The year is 2005. It is the darkest year in NHL history.
The NHL season is canceled due to a labour dispute. Players and owners can not agree on a new collective bargaining agreement, eventually eliminating an entire season's worth of games. The rinks remain empty, the lights remain off.
The engraving for 2004-05 records the season by reading: 2004-05 Season Not Played.
"The year off is a part of hockey history," said Phil Pritchard, curator of the Hockey Hall of Fame. "The inscription regarding 2004-05 is not only for the people of today, but for the people 50 years from now. The Stanley Cup inscriptions tell the entire story of the trophy, not an abridged version."

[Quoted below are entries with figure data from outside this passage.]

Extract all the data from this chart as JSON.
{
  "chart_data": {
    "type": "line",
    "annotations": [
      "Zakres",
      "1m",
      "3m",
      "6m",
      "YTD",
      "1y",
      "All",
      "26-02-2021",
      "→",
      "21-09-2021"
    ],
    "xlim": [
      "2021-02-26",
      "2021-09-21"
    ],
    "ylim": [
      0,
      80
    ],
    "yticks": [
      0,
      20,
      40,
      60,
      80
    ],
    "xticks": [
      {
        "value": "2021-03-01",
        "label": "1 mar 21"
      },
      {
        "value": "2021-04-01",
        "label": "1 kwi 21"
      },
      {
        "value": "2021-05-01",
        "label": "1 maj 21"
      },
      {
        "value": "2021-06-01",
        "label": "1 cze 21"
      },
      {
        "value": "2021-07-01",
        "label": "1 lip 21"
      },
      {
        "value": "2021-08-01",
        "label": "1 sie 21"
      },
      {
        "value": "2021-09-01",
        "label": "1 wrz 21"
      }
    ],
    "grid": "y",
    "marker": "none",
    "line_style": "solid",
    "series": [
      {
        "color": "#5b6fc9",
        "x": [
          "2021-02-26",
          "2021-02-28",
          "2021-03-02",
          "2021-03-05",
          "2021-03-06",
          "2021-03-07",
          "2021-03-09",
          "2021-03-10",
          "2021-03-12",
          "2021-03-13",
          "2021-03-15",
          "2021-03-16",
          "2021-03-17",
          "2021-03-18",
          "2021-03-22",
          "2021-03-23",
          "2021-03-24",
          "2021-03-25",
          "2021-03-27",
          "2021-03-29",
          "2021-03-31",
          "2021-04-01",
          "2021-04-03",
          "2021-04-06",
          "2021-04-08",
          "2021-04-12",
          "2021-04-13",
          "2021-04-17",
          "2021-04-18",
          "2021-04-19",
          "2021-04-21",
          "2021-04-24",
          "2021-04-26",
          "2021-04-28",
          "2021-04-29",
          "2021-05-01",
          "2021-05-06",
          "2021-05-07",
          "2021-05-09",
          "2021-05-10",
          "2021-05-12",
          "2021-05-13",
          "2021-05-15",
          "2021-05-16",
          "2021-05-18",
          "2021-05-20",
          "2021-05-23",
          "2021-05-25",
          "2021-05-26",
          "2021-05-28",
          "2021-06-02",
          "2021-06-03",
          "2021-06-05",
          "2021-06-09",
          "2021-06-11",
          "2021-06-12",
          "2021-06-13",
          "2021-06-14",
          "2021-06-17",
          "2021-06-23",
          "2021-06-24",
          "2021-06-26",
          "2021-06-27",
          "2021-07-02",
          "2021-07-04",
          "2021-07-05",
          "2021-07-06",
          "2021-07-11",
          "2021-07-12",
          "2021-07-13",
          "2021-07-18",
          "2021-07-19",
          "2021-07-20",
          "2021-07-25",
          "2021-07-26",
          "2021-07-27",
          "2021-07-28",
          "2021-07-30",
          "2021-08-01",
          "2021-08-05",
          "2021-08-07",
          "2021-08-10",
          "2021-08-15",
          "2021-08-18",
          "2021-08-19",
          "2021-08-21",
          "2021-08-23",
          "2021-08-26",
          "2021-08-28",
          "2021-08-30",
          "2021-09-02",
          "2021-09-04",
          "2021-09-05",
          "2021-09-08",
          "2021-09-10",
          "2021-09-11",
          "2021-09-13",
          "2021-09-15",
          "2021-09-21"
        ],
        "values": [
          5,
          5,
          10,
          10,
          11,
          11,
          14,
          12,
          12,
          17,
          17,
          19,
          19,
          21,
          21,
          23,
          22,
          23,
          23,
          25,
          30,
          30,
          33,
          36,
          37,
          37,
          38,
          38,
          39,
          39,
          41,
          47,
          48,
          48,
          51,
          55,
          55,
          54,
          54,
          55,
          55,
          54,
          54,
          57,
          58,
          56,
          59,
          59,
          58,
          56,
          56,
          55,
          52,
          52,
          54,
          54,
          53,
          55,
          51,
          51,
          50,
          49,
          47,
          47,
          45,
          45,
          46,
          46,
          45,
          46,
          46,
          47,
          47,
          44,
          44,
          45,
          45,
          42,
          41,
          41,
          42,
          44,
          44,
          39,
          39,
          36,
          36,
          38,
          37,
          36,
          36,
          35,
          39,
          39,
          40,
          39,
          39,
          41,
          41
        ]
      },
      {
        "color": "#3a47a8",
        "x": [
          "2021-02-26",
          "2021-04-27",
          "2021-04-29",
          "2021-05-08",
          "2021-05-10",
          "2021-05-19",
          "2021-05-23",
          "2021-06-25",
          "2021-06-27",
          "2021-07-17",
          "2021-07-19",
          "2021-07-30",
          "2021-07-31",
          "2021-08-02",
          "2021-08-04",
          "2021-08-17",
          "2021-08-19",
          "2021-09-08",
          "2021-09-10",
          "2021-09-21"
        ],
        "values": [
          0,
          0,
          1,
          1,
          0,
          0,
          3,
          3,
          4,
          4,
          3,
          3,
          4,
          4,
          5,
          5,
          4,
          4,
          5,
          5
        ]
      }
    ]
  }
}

The lockout was controversial among many fans, some of whom questioned whether the NHL even had exclusive control over the Cup. A website known as freestanley.com (since closed) was launched, asking fans to write to the Cup trustees and urge them to return to the original Challenge Cup format.
Adrienne Clarkson, then Governor General of Canada, alternately proposed that the Cup be presented to the top women's hockey team in lieu of the NHL season. This idea was unpopular, but led to the creation of the Clarkson Cup instead.
A group of amateur hockey players took the NHL to court to determine whether somebody could actually play for the Stanley Cup. The 'Wednesday Nighters' filed a claim in Ontario Superior Court asking it to clarify the terms under which Canadian Governor-General Lord Stanley donated the Cup in 1892. The group insisted that Lord Stanley's intention when he donated the Stanley Cup was to have teams compete for the trophy every year, and a labor dispute shouldn't prevent that from happening. The case did not result in a successful challenge opportunity, but did establish that the Stanley Cup could be awarded to non-NHL teams should the league not the Stanley Cup anymore or if the league went out of business permanently.